Refers to a small vascular malformation of the gut.
A common cause of unexplained gastrointestinal bleeding and anemia.
Lesions are often multiple.
Lesions frequently involve the cecum or ascending colon, although they can occur at other places.
The small intestine is estimated to be the source of G.I. bleeding in approximately 5 to 10% of patients, and angiodysplasia is the most common cause of small, intestinal, bleeding.
Treatment may be with endoscopic interventions, medication, or occasionally surgery.
Endoscopic therapy is commonly used to treat small intestinal angiodysplasia although studies have failed to document, long-term efficacy with re-bleeding episodes ranging from 43 to 45%.
Antiangiogenic therapies for small intestinal angiodysplasia bleeding are on the basis of strong vascular endothelial growth factor (VEGF) expression and agents to be considered, include thalidomide, and bevacizumab.
Somatostatin analogs may be a benefit.
Blood loss can be subtle and presenting with anemia.
Tarry stools may occur.
Fecal occult blood testing may be positive with active bleeding.
Diagnosis achieved by endoscopy, either colonoscopy or esophagogastroduodenoscopy.. Although the lesions can be notoriously hard to find, the patient usually is diagnosed by endoscopy.
Camera studies, by pill enteroscopy is useful in diagnosing lesions particularly of the small bowel.
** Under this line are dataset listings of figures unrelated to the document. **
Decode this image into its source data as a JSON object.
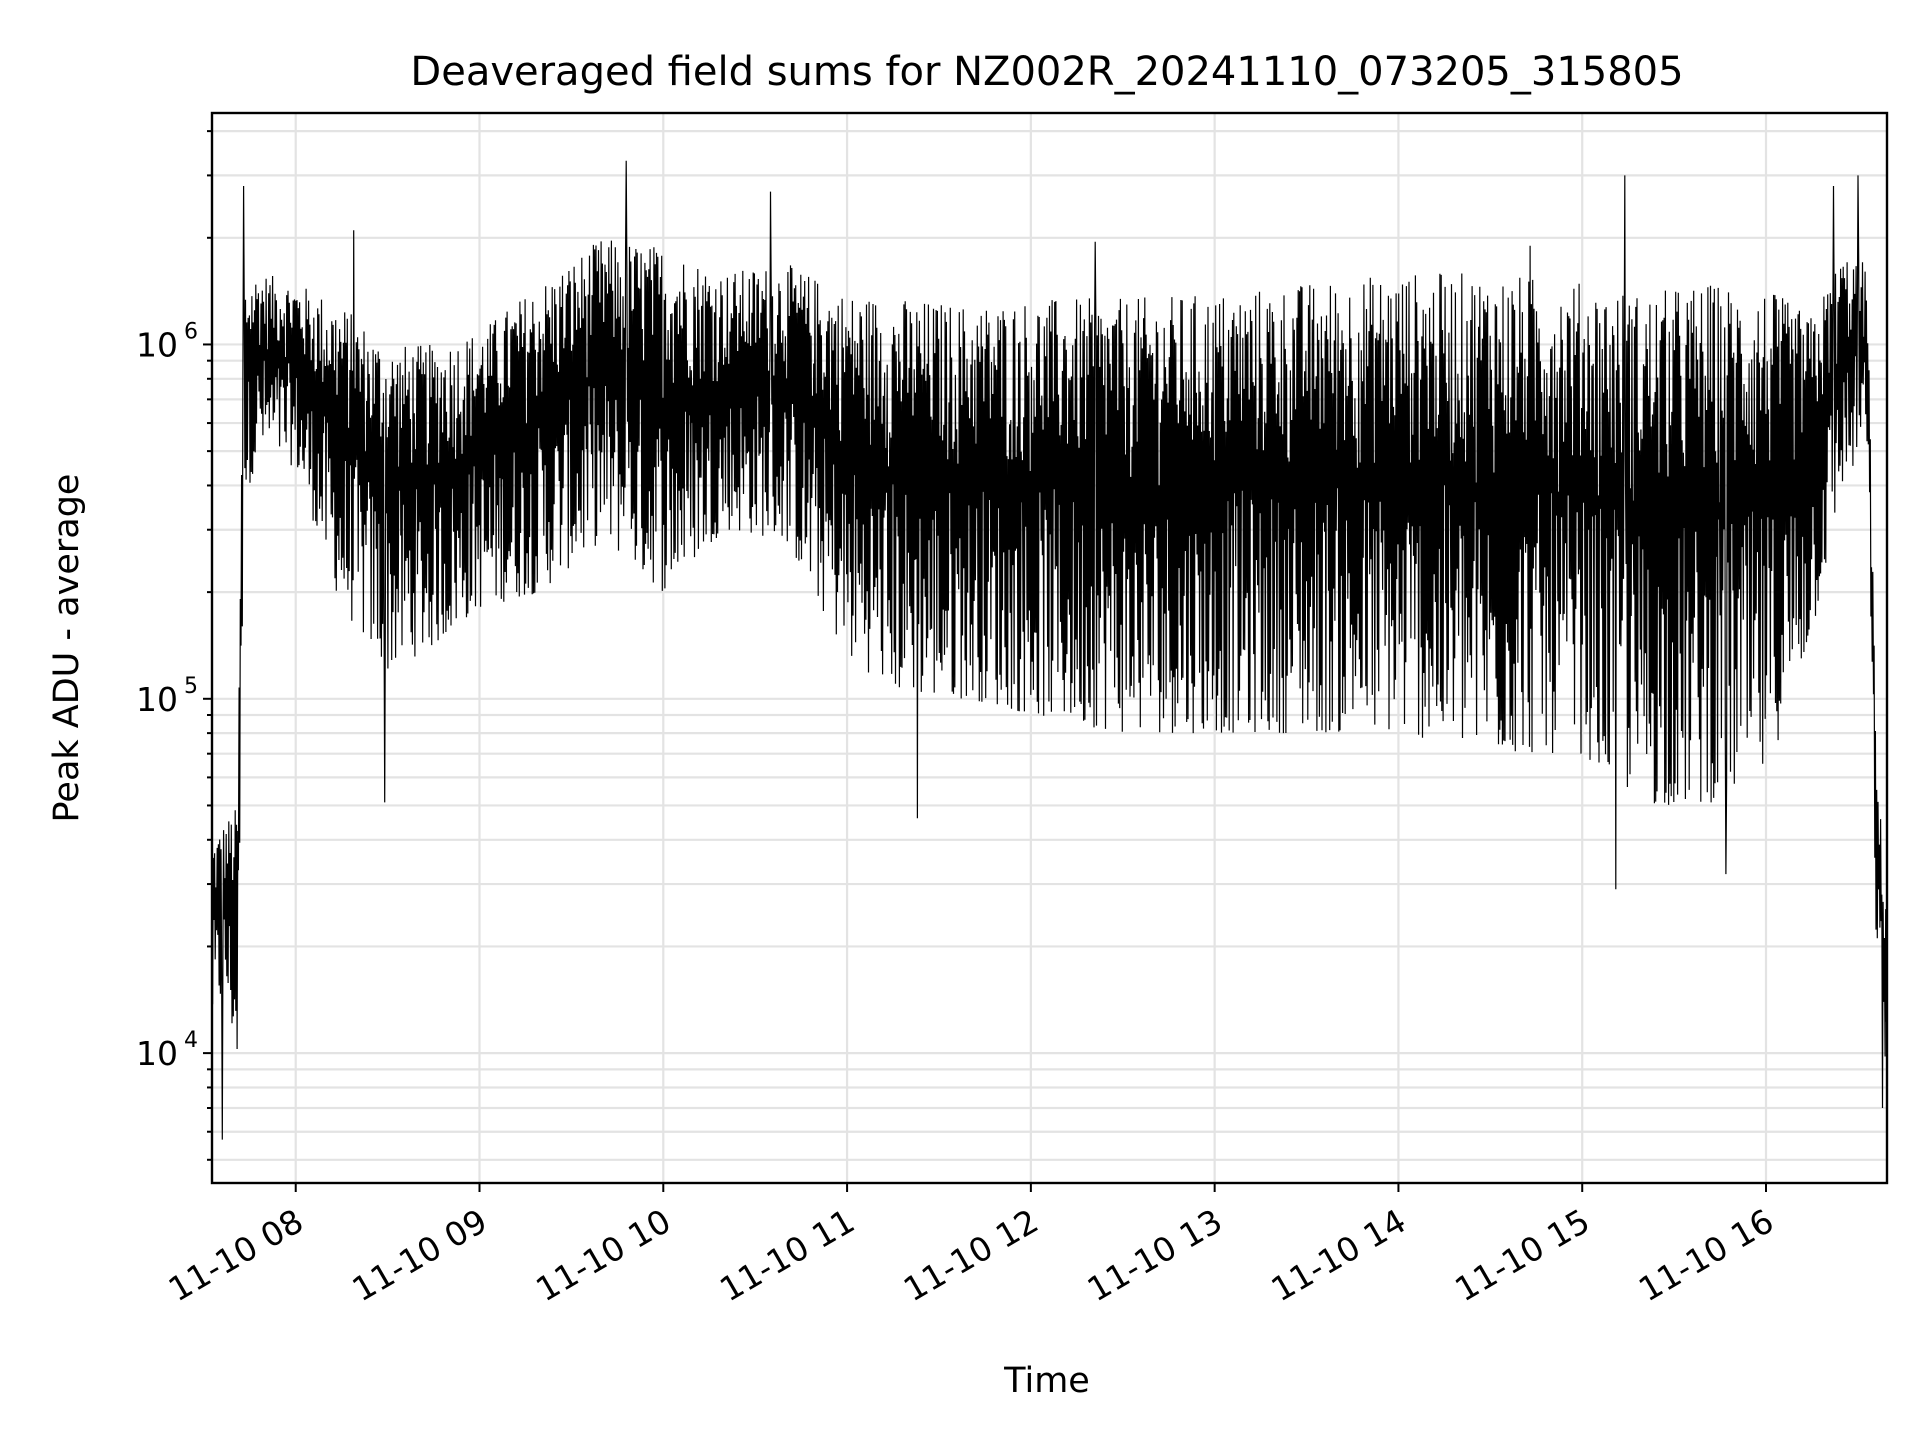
{
  "chart_data": {
    "type": "line",
    "title": "Deaveraged field sums for NZ002R_20241110_073205_315805",
    "xlabel": "Time",
    "ylabel": "Peak ADU - average",
    "yscale": "log",
    "ylim": [
      4300,
      4500000
    ],
    "xlim": [
      "2024-11-10 07:32:40",
      "2024-11-10 16:39:30"
    ],
    "grid": true,
    "line_color": "#000000",
    "x_ticks": [
      "11-10 08",
      "11-10 09",
      "11-10 10",
      "11-10 11",
      "11-10 12",
      "11-10 13",
      "11-10 14",
      "11-10 15",
      "11-10 16"
    ],
    "x_tick_times": [
      "2024-11-10 08:00",
      "2024-11-10 09:00",
      "2024-11-10 10:00",
      "2024-11-10 11:00",
      "2024-11-10 12:00",
      "2024-11-10 13:00",
      "2024-11-10 14:00",
      "2024-11-10 15:00",
      "2024-11-10 16:00"
    ],
    "y_ticks": [
      {
        "value": 10000,
        "base": "10",
        "exp": "4"
      },
      {
        "value": 100000,
        "base": "10",
        "exp": "5"
      },
      {
        "value": 1000000,
        "base": "10",
        "exp": "6"
      }
    ],
    "envelope": {
      "x": [
        "2024-11-10 07:32:40",
        "2024-11-10 07:37:00",
        "2024-11-10 07:41:00",
        "2024-11-10 07:43:00",
        "2024-11-10 07:48:00",
        "2024-11-10 08:00:00",
        "2024-11-10 08:15:00",
        "2024-11-10 08:30:00",
        "2024-11-10 08:45:00",
        "2024-11-10 09:00:00",
        "2024-11-10 09:20:00",
        "2024-11-10 09:40:00",
        "2024-11-10 10:00:00",
        "2024-11-10 10:20:00",
        "2024-11-10 10:40:00",
        "2024-11-10 11:00:00",
        "2024-11-10 11:20:00",
        "2024-11-10 11:40:00",
        "2024-11-10 12:00:00",
        "2024-11-10 12:30:00",
        "2024-11-10 13:00:00",
        "2024-11-10 13:30:00",
        "2024-11-10 14:00:00",
        "2024-11-10 14:30:00",
        "2024-11-10 15:00:00",
        "2024-11-10 15:20:00",
        "2024-11-10 15:40:00",
        "2024-11-10 16:00:00",
        "2024-11-10 16:15:00",
        "2024-11-10 16:25:00",
        "2024-11-10 16:33:00",
        "2024-11-10 16:36:00",
        "2024-11-10 16:39:30"
      ],
      "upper": [
        40000,
        45000,
        50000,
        1500000,
        1600000,
        1500000,
        1300000,
        1000000,
        1000000,
        1100000,
        1500000,
        2000000,
        1900000,
        1600000,
        1700000,
        1400000,
        1350000,
        1300000,
        1350000,
        1350000,
        1400000,
        1500000,
        1600000,
        1600000,
        1500000,
        1400000,
        1500000,
        1450000,
        1200000,
        1800000,
        1700000,
        70000,
        25000
      ],
      "lower": [
        12000,
        15000,
        9000,
        350000,
        500000,
        450000,
        180000,
        120000,
        140000,
        180000,
        200000,
        280000,
        200000,
        300000,
        280000,
        130000,
        100000,
        100000,
        90000,
        80000,
        80000,
        80000,
        80000,
        70000,
        70000,
        50000,
        50000,
        60000,
        150000,
        400000,
        500000,
        20000,
        8000
      ]
    },
    "spikes": [
      {
        "x": "2024-11-10 07:36:00",
        "y": 5700
      },
      {
        "x": "2024-11-10 07:43:00",
        "y": 2800000
      },
      {
        "x": "2024-11-10 08:19:00",
        "y": 2100000
      },
      {
        "x": "2024-11-10 08:29:00",
        "y": 51000
      },
      {
        "x": "2024-11-10 09:48:00",
        "y": 3300000
      },
      {
        "x": "2024-11-10 10:35:00",
        "y": 2700000
      },
      {
        "x": "2024-11-10 11:23:00",
        "y": 46000
      },
      {
        "x": "2024-11-10 12:21:00",
        "y": 1950000
      },
      {
        "x": "2024-11-10 14:43:00",
        "y": 1900000
      },
      {
        "x": "2024-11-10 15:11:00",
        "y": 29000
      },
      {
        "x": "2024-11-10 15:14:00",
        "y": 3000000
      },
      {
        "x": "2024-11-10 15:47:00",
        "y": 32000
      },
      {
        "x": "2024-11-10 16:22:00",
        "y": 2800000
      },
      {
        "x": "2024-11-10 16:30:00",
        "y": 3000000
      },
      {
        "x": "2024-11-10 16:38:00",
        "y": 7000
      }
    ]
  }
}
In cases with negative endoscopic findings angiography of the mesenteric arteries may be helpful in making a diagnosis, and allows for interventional therapy.
Increases with age.
Risk of bleeding is increased in disorders of coagulation.
Associated with advanced kidney disease.
Heyde’s syndrome, refers to the coincidence of aortic valve stenosis and bleeding from angiodysplasia.
In the Heyde’s syndrome von Willebrand factor (vWF) is proteolysed due to high shear stress in the turbulent blood flow around the aortic valve.
vWF is most active in vascular beds with high shear stress, including angiodysplasias.
Endoscopic treatment with cautery or argon plasma coagulation (APC) may be therapeutic.
Resection of the affected part of the bowel may be required.
Embolization through angiography is occasionally successful.
Systemic therapy with antifibrinolytics tranexamic acid or aminocaproic acid may be helpful.
Estrogens can be used to stop bleeding.